Pasti saya akan lebih cepat K.O di
ring pertarungan.
Lalu yang bisa saya lakukan untuk bertahan? Tentu saja menjaga agar tetap bisa berjalan seperti
mereka. Saya harus konsistens, saya harus menunjukkan
kalau saya tidak menua dalam semangat,
meski mungkin,
pelan-pelan saya akan kehabisan energi, akan kehabisan nafas, akan kehabisan
umur.
Saya harus lekas menyadari dan mencari
jalan keluar. Mungkin tidak banyak pintu yang terbuka untuk menerima saya. Tapi itu
juga yang seharusnya malah membuat saya semangat
untuk dapat membuka pintu alternatif atau mungkin menciptakan pintu sendiri.
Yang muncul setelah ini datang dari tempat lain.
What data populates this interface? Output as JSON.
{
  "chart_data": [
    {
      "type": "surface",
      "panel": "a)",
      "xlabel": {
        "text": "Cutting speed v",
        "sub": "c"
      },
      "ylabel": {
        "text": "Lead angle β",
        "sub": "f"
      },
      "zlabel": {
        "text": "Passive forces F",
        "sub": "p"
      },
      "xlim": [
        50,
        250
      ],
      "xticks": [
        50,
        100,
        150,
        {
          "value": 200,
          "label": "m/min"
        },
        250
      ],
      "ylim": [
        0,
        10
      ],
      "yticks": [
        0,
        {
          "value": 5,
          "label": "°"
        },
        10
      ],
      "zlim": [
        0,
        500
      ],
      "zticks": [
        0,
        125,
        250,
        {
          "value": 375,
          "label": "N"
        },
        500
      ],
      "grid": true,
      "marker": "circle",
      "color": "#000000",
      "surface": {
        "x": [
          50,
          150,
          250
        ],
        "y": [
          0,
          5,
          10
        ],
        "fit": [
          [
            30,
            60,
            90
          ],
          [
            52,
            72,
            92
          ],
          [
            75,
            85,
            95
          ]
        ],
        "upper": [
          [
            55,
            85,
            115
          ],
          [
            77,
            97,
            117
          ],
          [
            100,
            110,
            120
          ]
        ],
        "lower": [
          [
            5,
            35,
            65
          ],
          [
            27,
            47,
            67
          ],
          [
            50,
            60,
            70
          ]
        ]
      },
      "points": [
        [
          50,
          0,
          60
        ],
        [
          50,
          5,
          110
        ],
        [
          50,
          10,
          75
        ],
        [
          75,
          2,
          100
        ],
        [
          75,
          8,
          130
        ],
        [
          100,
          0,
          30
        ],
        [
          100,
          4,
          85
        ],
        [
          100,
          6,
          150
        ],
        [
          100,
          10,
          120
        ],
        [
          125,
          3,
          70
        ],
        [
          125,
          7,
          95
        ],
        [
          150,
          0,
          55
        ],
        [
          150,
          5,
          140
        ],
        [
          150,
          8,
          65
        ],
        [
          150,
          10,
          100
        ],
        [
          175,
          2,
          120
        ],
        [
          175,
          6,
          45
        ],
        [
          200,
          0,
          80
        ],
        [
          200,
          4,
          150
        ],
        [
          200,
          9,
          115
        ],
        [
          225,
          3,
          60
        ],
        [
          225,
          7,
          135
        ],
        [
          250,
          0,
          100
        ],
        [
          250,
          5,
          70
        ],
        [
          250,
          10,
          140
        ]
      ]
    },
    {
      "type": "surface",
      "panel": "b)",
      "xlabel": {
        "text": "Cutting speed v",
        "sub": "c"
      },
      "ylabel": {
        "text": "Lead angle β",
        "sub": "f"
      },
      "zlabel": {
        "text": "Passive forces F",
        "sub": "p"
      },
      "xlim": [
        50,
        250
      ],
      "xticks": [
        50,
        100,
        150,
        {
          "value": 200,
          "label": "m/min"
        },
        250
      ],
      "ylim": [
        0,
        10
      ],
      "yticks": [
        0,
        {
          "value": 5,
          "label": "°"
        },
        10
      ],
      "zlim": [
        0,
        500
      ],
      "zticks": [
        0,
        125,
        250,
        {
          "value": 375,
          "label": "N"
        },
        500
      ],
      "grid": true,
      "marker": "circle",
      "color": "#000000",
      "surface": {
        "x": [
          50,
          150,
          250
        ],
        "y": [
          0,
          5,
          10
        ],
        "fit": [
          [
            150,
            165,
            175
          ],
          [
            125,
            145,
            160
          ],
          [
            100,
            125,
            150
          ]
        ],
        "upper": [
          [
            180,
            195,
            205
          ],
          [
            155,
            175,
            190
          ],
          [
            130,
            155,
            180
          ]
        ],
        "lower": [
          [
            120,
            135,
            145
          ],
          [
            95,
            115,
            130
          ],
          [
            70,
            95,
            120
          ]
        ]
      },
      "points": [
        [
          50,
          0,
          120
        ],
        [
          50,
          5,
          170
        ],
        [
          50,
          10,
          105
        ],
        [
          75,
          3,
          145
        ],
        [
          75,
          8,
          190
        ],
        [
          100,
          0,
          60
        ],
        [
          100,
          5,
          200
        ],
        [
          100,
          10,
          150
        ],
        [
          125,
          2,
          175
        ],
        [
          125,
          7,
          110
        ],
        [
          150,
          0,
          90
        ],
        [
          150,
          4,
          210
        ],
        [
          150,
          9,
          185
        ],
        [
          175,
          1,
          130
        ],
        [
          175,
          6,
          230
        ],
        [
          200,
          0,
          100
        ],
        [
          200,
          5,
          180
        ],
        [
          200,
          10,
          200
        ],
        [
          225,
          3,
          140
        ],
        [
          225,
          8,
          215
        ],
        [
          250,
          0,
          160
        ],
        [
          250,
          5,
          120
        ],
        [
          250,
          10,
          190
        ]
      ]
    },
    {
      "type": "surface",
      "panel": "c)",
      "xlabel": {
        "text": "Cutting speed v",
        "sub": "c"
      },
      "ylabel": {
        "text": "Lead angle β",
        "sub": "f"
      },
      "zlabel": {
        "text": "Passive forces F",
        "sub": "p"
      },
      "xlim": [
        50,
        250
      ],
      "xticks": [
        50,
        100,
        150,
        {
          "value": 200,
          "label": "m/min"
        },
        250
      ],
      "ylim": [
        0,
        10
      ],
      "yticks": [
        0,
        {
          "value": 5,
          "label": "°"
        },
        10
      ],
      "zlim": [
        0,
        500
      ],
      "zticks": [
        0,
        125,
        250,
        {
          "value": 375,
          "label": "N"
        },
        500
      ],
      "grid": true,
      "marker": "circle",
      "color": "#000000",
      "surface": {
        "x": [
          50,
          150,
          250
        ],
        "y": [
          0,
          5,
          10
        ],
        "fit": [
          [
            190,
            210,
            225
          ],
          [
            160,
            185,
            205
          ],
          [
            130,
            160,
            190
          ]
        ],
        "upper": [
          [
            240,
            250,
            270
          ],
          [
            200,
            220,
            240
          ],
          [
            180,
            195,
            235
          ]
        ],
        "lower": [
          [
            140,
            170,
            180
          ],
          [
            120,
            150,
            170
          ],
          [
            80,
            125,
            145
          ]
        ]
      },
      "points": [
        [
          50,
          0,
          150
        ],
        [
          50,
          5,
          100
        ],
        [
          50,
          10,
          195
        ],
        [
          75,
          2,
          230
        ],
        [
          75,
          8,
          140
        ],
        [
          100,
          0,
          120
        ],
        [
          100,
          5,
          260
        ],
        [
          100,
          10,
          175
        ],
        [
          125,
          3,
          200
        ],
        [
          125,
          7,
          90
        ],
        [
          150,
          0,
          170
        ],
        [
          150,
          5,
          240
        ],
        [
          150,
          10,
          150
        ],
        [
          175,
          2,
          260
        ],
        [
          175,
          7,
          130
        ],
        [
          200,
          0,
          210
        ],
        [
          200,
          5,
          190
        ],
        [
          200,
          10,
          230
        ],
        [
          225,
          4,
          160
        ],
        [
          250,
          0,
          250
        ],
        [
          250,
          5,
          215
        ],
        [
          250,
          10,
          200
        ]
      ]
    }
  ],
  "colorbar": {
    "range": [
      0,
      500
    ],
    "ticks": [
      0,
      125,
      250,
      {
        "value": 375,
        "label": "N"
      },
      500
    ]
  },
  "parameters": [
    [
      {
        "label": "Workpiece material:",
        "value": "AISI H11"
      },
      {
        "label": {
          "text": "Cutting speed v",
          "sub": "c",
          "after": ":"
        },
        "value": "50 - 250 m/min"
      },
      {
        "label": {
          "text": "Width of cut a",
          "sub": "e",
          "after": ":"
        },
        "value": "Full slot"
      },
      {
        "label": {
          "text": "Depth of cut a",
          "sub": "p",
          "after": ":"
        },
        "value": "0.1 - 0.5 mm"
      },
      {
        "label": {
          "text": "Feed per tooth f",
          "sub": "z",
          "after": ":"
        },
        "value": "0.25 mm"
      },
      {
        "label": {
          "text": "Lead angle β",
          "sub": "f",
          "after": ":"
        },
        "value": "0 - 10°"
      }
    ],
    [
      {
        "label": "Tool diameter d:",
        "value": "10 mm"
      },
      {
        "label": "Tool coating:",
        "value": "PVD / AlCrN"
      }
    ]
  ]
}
Saya harus bisa bertahan dengan cara-cara yang mungkin
agak rumit. Tapi, hanya
dengan cara seperti itulah saya bisa tetap
sepadan dengan mereka para generasi yang
lebih baru.
Saya tahu, pelan-pelan
saya akan melemah. Tapi sebelum saat itu datang, saya harus tetap dapat melakukan yang terbaik. Tentu, ini
tidak akan bisa saya lakukan sendirian, saya butuh teman-teman saya. Saya butuh
kalian para pembaca sebagai pendukung karya-karya
yang akan atau sudah saya buat. Bagaimanapun, saya tidak akan bertahan tanpa dukungan. Saya tidak akan
bertahan tanpa apresiasi karya dari kawan-kawan pembaca.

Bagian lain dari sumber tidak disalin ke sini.